Menu

AZAPP Blog Your resource for news and analysis of cases in Arizona's appellate courts.

AZAPP Blog header image

Kadlec v. Dorsey - 7/2/2010

Arizona Supreme Court Holds That the Mere Creation of a Roadway Easement Does Not Raise a Presumption That the Road Has Been Dedicated for Public Use.


Richard Turigliatto owned a parcel of land north of Tucson, which he split into three lots.  A dirt roadway ran across the lots, connecting the public roads on either side.  Turigliatto sold two of the lots, each time retaining an easement across them.  When he sold the third lot, he retained an ownership interest in the road.  The Dorseys eventually purchased one of the two lots subject to the easement.  The Kadlecs and the Howells (“Plaintiffs”) owned nearby property and had used the road.  They filed suit after the Dorseys blocked their access to the road, claiming that they had a prescriptive easement and the right to reasonable use of the roadway across the Dorseys’ property.

On cross-motions for summary judgment, the trial court ruled in favor of the Plaintiffs, but not on the grounds they had asserted.  Instead, the trial court said that Turigliatto’s original deed of the property effected a public dedication of the road because a roadway, “by its very nature invites public use unless the dedicator’s intent was otherwise.”

Division Two of the Court of Appeals affirmed in a divided opinion.  According to the majority, although a public dedication is ordinarily not presumed, dedication is presumed when an easement is a road. 

Judge Brammer dissented, pointing to a long line of Arizona cases running contrary to the majority’s opinion.
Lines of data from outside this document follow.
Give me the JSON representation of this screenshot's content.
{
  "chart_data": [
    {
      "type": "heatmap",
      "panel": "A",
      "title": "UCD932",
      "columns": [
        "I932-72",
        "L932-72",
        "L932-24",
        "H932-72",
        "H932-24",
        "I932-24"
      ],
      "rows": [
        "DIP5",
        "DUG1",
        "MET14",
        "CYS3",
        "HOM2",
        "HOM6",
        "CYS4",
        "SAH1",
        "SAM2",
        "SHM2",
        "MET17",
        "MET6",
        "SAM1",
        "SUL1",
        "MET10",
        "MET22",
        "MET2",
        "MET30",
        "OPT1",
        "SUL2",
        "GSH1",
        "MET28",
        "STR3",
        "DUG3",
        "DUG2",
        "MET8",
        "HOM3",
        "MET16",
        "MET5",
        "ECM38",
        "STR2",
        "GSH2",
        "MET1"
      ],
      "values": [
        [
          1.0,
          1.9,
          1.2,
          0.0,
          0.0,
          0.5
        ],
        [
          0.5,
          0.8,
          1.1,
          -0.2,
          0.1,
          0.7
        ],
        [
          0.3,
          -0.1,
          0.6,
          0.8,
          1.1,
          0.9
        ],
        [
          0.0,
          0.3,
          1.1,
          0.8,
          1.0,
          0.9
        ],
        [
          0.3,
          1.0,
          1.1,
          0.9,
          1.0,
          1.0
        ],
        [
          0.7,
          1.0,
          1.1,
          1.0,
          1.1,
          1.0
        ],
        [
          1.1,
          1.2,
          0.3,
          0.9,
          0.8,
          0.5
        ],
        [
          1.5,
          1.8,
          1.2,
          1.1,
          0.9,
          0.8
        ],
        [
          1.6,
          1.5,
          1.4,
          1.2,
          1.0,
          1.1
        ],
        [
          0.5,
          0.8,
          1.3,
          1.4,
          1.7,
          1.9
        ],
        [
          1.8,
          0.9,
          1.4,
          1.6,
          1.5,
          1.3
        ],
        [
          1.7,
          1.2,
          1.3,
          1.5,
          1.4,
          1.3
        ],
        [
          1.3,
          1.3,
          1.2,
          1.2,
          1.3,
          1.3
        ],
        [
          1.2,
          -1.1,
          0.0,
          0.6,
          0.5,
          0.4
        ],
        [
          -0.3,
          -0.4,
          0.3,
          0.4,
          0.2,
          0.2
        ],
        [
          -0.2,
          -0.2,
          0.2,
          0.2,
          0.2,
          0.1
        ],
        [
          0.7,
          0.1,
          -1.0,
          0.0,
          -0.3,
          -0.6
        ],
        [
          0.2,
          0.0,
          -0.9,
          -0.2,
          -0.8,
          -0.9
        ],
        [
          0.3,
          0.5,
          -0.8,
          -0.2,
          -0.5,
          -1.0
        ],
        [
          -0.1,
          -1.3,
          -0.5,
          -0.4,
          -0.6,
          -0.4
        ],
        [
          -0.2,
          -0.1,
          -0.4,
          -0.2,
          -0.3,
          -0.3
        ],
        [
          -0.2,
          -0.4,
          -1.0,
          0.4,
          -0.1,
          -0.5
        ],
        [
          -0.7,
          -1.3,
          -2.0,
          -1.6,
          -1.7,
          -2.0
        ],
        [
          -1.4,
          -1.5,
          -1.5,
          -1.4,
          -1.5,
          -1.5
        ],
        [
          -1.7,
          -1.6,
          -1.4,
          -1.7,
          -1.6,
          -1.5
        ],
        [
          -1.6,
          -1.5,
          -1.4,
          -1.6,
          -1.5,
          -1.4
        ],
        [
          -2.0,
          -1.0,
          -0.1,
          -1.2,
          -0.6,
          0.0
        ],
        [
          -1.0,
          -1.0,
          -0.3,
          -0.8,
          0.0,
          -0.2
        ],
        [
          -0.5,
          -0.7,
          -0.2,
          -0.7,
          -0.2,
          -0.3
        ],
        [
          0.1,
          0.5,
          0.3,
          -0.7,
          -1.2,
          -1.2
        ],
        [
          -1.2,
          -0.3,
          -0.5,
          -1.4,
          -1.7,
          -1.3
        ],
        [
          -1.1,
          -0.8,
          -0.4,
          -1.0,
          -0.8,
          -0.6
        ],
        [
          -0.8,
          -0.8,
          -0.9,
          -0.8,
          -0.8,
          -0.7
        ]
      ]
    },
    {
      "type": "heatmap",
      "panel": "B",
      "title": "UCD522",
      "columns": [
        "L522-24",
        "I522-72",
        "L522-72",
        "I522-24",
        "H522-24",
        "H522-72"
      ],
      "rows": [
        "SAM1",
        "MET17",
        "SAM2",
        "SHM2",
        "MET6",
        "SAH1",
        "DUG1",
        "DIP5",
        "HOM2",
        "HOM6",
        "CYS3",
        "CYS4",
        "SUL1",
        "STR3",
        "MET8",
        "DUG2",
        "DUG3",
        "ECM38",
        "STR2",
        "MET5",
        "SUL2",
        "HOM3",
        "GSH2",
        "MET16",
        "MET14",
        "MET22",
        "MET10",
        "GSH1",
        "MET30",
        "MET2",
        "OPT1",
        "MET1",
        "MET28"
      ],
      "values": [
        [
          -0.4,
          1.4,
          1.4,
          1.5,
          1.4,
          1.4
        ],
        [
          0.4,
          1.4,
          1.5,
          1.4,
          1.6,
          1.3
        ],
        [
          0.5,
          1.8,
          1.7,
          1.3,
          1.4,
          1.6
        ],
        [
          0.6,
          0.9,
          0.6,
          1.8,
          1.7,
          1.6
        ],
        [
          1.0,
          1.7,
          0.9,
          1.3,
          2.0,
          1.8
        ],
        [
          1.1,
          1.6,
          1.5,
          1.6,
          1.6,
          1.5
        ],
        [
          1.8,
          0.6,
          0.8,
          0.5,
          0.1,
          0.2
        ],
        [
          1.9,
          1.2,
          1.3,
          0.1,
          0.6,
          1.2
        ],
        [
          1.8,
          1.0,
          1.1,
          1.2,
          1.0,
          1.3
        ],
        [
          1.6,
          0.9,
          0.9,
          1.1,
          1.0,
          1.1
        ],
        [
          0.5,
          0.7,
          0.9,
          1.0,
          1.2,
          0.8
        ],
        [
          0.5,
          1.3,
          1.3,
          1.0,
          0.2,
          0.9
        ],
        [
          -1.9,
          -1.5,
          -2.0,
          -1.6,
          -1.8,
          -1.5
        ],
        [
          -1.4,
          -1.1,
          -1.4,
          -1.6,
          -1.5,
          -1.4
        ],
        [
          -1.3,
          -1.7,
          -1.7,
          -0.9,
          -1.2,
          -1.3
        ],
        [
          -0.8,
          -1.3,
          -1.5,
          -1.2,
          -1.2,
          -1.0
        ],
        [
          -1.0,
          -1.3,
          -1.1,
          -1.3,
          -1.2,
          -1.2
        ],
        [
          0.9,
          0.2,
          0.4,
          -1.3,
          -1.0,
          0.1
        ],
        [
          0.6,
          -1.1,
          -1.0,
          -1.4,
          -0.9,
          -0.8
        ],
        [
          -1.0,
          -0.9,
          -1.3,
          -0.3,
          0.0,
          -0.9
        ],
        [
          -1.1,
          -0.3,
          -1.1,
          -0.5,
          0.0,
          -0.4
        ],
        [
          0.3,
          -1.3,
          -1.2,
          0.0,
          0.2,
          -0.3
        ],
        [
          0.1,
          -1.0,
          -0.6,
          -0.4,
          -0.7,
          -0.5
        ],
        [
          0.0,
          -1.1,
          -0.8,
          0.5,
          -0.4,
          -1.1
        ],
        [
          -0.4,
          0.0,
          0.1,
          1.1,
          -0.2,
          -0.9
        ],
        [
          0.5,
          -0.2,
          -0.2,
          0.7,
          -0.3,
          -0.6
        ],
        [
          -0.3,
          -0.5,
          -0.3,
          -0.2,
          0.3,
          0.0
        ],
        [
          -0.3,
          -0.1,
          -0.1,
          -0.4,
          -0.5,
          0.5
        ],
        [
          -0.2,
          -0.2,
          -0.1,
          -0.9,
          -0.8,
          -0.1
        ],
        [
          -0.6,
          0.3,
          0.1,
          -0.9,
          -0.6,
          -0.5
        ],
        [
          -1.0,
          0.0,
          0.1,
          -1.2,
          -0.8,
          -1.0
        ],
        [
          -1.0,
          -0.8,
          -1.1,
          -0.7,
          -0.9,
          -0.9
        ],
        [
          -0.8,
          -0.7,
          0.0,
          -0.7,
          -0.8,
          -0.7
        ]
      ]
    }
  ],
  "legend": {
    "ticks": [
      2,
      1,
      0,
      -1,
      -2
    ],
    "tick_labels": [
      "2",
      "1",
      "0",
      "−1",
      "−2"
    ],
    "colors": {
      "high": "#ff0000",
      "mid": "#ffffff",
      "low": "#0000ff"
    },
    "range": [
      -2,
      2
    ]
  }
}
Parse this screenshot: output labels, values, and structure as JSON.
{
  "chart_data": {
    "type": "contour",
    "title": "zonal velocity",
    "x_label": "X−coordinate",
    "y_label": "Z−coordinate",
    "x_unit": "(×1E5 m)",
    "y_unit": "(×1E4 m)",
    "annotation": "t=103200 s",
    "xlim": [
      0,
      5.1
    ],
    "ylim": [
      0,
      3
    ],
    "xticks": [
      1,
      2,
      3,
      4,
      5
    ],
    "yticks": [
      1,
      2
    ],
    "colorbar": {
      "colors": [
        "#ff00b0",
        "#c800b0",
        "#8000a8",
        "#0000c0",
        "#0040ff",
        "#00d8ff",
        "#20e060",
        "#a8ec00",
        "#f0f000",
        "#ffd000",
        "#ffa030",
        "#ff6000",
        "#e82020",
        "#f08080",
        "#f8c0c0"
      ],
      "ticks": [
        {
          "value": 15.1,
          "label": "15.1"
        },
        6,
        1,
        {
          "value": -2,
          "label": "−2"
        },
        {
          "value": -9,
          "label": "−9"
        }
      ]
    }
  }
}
The Supreme Court reversed the trial court and the Court of Appeals.  First, the Court noted that a public dedication requires both the owner’s offer to dedicate the land and the general public’s acceptance.  And, according to Arizona case law, dedication cannot be presumed and the presumption of intent to dedicate arises only if that intent is “clearly shown by the owner’s acts and declarations.”  The Court of Appeals was incorrect that that presumption changes merely because an easement is a road.

The Court also noted that, under the Restatement (Third) of Property:  Servitudes § 2.5, the burden of proof is on the party asserting public dedication, and that party must come forward with affirmative evidence.  In this case, the Plaintiffs did not identify any facts allowing the inference that Turigliatto had intended a public dedication.  The Court therefore reversed the summary judgment in favor of the Plaintiffs and remanded, noting that its opinion did not resolve the Plaintiffs’ claim that they had a prescriptive easement over the Dorseys’ property.

PRACTICE NOTE:  The Dorseys’ requested attorneys’ fees, but because the Plaintiffs’ claim for prescriptive easement rights remained unresolved by the Court’s opinion, it declined to award fees pending further proceedings in the trial court.

Justice Ryan authored the Court’s unanimous opinion.